Chamberlain desembarcou no aeroporto de Heston trazendo o documento do pacto dizendo:
“Acredito que ele é a paz em nosso tempo”,
todavia Winston Churchill (1874-1965) afirmara: “entre a desonra e a guerra,
escolheste a desonra e terás a guerra”. De fato esse pacto só serviu para dar
tempo a Hitler manejar suas tropas com liberdade e invadir a Polônia no dia 10
de março de 1939, invalidando o que firmara.
A paz que os homens esperam é sempre fugaz e depende
dos desejos pecaminosos do coração. Confiar na paz que o mundo oferece é
necessariamente confiar no homem e quem age assim “faz da carne mortal o seu braço e aparta o seu coração do
SENHOR!”
(Jr 17.5b). Todavia Paulo afirma que Jesus é a nossa paz (Ef 2.14), por isso,
afirma Calvino: “se Cristo é a nossa paz,
segue-se que todos que se acham fora dele permanecem em estado de inimizade com
Deus”[14].
A paz proposta por Jesus não é a ausência de guerras, perseguições e
adversidades, mas “justificados,
pois, mediante a fé, temos paz com Deus”
(Rm 5.1).
Que adiantaria uma vida abastada e sem sofrimentos
se, depois da morte, nos estivesse reservada a ira eterna? Asafe, no Salmo 73,
descreve os ímpios da seguinte maneira: a.) Saúde: “para eles não há preocupações, o seu corpo é sadio e nédio” (v.4); b.) Trabalho: “não
partilham das canseiras dos mortais, nem são afligidos como os outros homens”.

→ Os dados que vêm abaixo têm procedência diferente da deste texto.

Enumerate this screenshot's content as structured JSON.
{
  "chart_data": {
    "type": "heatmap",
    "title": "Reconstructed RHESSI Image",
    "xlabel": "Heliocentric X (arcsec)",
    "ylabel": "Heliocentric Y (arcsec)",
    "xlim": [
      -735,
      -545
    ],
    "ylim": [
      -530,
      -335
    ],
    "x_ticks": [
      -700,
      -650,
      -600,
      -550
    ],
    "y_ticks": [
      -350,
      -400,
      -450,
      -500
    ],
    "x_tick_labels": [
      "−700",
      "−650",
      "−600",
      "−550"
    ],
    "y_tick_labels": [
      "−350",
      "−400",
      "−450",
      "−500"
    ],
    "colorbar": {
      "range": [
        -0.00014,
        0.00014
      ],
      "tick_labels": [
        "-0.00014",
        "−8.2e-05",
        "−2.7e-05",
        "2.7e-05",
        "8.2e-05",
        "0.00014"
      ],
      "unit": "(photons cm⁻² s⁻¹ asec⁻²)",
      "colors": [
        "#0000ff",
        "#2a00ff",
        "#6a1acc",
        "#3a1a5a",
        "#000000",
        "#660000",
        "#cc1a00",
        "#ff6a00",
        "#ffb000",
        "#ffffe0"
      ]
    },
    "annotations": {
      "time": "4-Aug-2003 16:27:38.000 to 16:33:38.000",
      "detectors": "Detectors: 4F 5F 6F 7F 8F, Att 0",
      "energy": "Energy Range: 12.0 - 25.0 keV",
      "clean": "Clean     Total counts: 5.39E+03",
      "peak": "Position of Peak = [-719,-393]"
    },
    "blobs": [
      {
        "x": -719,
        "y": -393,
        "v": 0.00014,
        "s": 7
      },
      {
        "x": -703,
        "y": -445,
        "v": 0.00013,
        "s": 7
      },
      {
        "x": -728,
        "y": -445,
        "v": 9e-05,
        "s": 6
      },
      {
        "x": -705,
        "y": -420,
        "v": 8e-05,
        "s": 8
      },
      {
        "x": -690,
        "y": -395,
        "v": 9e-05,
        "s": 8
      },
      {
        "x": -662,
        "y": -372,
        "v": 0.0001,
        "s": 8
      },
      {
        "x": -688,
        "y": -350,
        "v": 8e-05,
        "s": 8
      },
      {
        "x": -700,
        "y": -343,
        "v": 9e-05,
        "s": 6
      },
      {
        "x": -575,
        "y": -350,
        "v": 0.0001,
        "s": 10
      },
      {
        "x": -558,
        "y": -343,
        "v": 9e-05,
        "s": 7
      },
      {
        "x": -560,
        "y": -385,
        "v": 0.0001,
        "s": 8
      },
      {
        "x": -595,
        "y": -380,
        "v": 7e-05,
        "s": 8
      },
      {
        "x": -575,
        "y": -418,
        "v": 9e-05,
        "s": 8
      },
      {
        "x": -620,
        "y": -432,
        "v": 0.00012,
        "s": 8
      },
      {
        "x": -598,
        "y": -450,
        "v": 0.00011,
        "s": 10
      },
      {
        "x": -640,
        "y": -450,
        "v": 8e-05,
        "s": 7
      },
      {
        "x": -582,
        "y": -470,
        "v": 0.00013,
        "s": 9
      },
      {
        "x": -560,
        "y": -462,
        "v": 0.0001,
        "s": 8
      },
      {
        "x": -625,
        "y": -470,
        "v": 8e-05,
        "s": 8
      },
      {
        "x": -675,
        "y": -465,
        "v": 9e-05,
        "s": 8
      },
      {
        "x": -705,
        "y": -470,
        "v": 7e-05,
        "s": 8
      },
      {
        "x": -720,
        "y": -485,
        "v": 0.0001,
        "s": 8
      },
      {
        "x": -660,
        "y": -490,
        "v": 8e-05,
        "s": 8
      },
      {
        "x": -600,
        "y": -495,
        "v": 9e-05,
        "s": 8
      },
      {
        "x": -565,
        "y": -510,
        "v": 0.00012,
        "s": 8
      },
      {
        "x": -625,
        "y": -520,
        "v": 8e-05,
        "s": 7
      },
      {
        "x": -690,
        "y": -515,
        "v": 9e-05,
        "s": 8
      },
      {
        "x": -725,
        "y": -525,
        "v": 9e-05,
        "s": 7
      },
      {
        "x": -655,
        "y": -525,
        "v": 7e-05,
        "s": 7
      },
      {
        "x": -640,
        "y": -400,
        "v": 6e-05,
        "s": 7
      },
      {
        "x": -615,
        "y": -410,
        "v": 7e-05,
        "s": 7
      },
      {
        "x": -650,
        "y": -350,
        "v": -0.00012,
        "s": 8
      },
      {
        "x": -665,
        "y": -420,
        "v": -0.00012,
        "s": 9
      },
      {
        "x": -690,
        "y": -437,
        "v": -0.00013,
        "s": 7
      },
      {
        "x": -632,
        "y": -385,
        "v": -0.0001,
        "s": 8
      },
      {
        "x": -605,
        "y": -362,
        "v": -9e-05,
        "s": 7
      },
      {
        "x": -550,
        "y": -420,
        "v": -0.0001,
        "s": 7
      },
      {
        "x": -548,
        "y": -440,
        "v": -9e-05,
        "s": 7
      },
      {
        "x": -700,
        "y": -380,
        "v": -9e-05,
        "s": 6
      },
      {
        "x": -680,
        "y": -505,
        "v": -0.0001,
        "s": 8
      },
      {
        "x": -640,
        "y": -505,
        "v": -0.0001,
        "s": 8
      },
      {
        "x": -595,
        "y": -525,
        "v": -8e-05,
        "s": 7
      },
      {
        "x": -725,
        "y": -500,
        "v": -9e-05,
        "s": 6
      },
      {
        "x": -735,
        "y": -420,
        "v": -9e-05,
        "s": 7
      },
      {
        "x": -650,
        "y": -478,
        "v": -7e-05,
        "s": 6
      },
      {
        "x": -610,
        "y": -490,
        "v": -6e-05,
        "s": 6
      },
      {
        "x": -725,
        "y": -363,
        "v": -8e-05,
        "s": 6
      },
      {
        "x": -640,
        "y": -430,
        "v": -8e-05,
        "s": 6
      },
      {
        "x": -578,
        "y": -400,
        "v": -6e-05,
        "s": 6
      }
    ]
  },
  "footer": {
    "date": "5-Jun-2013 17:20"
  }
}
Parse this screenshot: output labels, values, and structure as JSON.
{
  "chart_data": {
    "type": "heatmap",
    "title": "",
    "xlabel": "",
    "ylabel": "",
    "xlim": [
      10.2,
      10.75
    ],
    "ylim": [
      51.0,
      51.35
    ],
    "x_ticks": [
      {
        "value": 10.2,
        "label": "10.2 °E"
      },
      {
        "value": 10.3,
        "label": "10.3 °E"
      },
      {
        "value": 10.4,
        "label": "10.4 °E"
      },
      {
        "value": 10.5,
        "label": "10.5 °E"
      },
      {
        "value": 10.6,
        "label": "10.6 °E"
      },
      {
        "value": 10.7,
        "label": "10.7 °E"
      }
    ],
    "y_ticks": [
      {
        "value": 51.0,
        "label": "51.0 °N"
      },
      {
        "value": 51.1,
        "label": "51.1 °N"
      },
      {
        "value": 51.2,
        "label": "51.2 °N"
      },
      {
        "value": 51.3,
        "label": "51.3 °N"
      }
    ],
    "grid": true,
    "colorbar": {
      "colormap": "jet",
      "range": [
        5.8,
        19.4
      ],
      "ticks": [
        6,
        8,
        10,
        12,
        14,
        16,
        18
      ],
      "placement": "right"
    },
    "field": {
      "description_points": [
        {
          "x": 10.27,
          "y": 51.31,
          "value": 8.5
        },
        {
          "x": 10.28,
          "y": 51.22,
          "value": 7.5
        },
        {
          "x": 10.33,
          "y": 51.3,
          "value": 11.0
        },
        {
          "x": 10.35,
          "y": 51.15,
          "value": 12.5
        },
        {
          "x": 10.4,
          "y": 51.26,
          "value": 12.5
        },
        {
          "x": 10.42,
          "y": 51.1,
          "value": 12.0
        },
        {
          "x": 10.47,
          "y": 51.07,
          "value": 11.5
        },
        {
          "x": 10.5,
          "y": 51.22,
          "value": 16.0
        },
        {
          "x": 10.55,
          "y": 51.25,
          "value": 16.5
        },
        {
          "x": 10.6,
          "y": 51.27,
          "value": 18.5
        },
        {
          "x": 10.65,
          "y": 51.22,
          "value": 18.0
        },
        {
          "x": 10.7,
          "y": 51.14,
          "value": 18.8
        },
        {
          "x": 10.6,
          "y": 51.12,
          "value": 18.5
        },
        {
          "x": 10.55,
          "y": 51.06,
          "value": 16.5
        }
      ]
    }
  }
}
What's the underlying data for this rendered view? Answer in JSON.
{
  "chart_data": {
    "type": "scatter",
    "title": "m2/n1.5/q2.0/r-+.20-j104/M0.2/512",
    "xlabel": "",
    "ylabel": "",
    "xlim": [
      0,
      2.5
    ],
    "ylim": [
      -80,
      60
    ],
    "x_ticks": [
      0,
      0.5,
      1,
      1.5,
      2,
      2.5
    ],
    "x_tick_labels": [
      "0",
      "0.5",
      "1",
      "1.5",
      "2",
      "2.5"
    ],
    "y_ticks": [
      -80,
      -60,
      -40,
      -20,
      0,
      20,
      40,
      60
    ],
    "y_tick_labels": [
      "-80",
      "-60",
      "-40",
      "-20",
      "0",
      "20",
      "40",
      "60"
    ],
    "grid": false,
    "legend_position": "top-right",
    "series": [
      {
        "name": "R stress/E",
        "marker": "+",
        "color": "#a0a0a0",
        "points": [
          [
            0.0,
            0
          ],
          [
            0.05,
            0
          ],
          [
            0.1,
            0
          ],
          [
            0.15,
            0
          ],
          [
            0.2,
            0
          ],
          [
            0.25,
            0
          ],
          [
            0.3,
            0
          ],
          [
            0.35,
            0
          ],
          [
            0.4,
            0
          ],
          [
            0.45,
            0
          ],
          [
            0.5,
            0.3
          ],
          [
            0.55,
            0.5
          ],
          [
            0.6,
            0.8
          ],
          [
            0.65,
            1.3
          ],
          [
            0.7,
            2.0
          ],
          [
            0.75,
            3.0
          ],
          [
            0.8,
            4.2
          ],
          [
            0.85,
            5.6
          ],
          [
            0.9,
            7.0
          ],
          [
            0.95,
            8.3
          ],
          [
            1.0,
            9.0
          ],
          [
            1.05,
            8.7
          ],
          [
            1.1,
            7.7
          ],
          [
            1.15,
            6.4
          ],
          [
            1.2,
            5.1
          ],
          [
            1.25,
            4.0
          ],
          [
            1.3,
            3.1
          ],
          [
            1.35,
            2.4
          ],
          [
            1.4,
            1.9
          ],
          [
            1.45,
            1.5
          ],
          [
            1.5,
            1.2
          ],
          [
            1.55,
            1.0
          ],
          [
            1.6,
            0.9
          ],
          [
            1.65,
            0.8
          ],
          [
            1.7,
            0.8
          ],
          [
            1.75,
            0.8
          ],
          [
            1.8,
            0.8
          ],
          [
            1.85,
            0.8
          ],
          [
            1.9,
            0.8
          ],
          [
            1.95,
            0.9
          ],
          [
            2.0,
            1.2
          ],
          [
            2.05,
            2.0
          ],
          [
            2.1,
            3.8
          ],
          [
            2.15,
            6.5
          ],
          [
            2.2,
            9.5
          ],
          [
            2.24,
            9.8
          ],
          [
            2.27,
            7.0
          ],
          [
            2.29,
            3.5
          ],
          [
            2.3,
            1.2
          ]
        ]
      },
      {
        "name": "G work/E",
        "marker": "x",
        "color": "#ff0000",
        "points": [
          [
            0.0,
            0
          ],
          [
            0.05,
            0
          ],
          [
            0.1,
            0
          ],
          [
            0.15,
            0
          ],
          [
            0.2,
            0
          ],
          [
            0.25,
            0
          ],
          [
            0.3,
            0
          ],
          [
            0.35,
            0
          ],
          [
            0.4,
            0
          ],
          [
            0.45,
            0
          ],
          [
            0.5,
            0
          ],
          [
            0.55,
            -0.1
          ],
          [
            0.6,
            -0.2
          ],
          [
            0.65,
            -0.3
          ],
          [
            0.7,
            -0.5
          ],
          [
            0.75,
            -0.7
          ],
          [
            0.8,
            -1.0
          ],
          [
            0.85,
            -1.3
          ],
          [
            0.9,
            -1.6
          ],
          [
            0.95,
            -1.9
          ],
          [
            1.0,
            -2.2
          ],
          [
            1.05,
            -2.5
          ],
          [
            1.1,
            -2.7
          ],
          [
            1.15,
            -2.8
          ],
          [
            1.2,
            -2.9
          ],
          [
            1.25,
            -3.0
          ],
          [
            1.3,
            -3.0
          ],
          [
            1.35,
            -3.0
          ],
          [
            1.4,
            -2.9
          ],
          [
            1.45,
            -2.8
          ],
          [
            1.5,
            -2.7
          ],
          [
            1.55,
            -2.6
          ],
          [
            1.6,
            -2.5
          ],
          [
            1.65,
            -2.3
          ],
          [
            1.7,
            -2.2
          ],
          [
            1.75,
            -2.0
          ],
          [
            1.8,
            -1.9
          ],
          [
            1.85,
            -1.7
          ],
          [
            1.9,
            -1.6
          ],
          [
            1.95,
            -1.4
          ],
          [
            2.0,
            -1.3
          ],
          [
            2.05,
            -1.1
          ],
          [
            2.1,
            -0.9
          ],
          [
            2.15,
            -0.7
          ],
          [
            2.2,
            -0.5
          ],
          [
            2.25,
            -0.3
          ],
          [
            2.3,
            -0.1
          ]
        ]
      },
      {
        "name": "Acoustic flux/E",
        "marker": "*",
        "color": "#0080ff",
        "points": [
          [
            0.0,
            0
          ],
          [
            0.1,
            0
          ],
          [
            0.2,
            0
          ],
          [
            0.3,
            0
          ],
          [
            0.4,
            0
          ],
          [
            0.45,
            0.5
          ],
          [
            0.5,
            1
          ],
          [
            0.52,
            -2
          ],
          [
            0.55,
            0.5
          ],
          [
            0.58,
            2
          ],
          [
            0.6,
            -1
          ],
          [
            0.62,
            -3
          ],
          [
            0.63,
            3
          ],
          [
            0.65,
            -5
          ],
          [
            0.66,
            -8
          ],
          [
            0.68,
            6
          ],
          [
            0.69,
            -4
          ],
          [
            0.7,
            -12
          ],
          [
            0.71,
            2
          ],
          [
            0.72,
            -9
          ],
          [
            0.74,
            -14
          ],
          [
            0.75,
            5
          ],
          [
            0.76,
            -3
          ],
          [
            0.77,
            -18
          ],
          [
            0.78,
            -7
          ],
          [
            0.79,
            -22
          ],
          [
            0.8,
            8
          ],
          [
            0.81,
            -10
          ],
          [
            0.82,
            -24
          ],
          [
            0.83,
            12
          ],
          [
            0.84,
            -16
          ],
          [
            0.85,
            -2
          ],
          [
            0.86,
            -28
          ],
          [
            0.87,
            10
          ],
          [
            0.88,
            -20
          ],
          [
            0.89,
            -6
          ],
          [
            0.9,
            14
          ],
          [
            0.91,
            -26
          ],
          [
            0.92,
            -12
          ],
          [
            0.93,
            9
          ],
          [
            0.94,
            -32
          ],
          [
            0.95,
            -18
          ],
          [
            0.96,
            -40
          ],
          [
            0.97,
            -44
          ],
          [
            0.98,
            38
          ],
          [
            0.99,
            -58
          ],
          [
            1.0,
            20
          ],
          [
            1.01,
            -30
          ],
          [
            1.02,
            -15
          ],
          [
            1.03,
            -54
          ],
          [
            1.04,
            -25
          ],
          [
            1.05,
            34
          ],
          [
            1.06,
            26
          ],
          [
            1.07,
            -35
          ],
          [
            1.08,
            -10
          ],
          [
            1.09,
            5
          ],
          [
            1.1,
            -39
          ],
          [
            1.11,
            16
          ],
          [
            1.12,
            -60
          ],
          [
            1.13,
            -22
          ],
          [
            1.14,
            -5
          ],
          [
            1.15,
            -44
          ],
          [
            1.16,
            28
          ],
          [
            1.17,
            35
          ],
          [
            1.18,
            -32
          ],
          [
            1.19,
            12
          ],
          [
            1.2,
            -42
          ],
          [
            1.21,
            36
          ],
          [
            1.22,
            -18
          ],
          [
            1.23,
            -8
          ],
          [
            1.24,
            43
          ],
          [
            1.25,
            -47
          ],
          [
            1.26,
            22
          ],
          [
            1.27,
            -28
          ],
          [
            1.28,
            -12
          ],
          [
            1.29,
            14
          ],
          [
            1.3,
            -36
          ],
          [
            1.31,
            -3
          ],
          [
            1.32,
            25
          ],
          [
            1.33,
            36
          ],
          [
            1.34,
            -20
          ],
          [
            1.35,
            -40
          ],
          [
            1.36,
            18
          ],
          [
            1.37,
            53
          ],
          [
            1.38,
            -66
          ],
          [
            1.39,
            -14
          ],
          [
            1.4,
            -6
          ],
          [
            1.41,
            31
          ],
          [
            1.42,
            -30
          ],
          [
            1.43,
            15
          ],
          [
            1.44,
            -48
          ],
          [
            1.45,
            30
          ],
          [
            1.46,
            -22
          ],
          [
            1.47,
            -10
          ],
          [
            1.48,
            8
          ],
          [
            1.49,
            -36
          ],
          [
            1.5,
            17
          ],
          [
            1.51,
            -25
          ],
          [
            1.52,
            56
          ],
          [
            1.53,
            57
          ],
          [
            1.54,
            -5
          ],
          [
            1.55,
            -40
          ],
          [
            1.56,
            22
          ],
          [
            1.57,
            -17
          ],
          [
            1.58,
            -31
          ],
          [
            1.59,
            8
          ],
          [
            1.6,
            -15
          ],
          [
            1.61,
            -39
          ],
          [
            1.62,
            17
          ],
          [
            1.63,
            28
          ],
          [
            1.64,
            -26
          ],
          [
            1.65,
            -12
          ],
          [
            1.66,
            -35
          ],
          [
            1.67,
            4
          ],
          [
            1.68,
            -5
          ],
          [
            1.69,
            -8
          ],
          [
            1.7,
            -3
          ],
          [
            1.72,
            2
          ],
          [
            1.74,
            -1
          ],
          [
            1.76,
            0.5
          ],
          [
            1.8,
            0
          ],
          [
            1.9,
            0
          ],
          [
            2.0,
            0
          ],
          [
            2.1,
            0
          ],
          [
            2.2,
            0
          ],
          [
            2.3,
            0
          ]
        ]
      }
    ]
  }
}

(v.5); c.) Vida Financeira: “eis que são estes os ímpios; e, sempre tranqüilos,
aumentam suas riquezas”. (v.12), mas no santuário o Salmista atenta para o fim
dos ímpios e entende: “Tu certamente os pões em lugares escorregadios e os
fazes cair na destruição” (Sl 73.18). Compreende que todas essas facilidades
adulam e fazem mais fortes seus desejos pecaminosos.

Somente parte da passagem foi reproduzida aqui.